驚いたことに、中学校には来客用の駐車場があった。と言っても、すでにそこは二十三区から離れた西東京だったのだからそうなのかもしれない。僕には分からん。この世は分かんねえことだらけさ。『この世』という概念を考えだしたのも人間だし、それをちゃんと理解できなかったのもまた別の人間だ。
 守衛の爺さんは不思議なニヤつきをして僕たちの車を通した。多分、このニヤつきに動揺するやつを弾いているんだろう。ロリコンの心ってのは随分弱くできているらしい。嘘がつけないともいう。僕は自分の性的嗜好がまっすぐに育った事を嬉しく思った。今のところ僕のそれは雌伏の時を迎えているが。いや、男のそれが『雌伏』と言うのは健全な状態にあるという意味か? まあいいさ。
 僕達は特に何事も無く、校舎の中に入った。小さい学校だ。来客用スリッパは履かなかった。床の冷気が靴下を通して伝わってくる。廊下の隅には影がうずくまっている。子供の声は聞こえるが、子供の姿は見えなかった。亡霊の住む学校にでも来たような気分になった。

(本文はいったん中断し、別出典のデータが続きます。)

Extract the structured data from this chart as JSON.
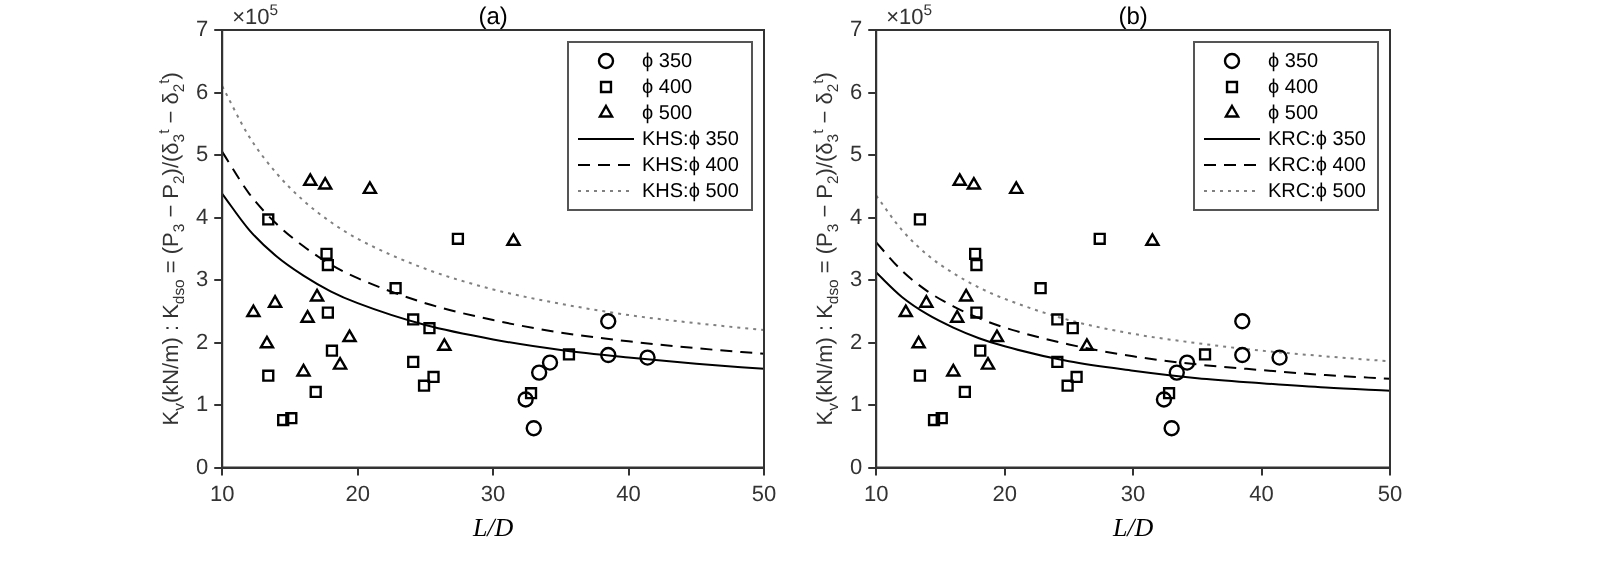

 彼女は僕の方を振り向いて、「あのさ、と口を開いた」
「十分、ここで、待ってて。あたしはあそこにいるから」
「オーケー。何するつもりだ?」
 彼女は答えなかった。その代わりに「時計ある?」と尋ねた。僕は腕時計を渡してやった。彼女は何だかおぼつかない足取りで、廊下の隅まで歩いて行った。ママにお別れを済ませな。僕が他人の墓から花でも取ってきてやるからさ。
 彼女は、薄暗い廊下にぽつんと立った。何分かが経った。朝の会が終わり、生徒たちががやがやと出てきた。何となく不釣り合いに感ぜられた。彼らはどことなく、深海に住むイソギンチャクのように、その細くて白い手足を動かしながら廊下を通り過ぎた。僕の方に注意を向けるものもいたが、ほとんどは無視した。中年の教師が通り過ぎる。彼は首からネームプレートを下げていて、僕は役畜を思い出した。ヒゲをうまくそれていないのも、どこかで見た牛と似ている。
 彼女は廊下の隅につったっている。誰も彼女のことを見ていなかった。彼女の横を通り過ぎ、彼女のそばで定規を落とし、彼女の隣でどつきあい、彼女の目の前で話し合っている。それでも彼らは彼女に話しかけなかった。気がついてさえいないのかもしれない。教師も同じだった。 
 それでも彼女は待ち続けて、やっと(多分)十分経ったところで、僕の方に歩いてきた。
 僕はなんとも言わずに腕時計を受け取って、彼女を促した。彼女は別段悲しそうな顔もしていなかった。僕たちの車のボンネットがきらきらと光った。それだけだ。僕たちは車に乗り込んだ。
 守衛は、やはり同じような顔で僕たちを送り出した。彼はきっと悪意など無いのだろう。もし、あの爺さんがさ、『目つきが気狂いじみている』とかなんとかいう理由で首を切られたら、僕はどんなことを思うんだろう。いつものように嫌な気分になるんだろうか。その、深い紺色の後悔はどこに向かうのだろう。彼に会わなけりゃよかった。僕はきっとそんなことを言うんだろう。
 車の中はひどく静かだった。カーステレオを入れるのは僕の仕事じゃない。沈黙に満たされた隔離病棟。患者は二人になった。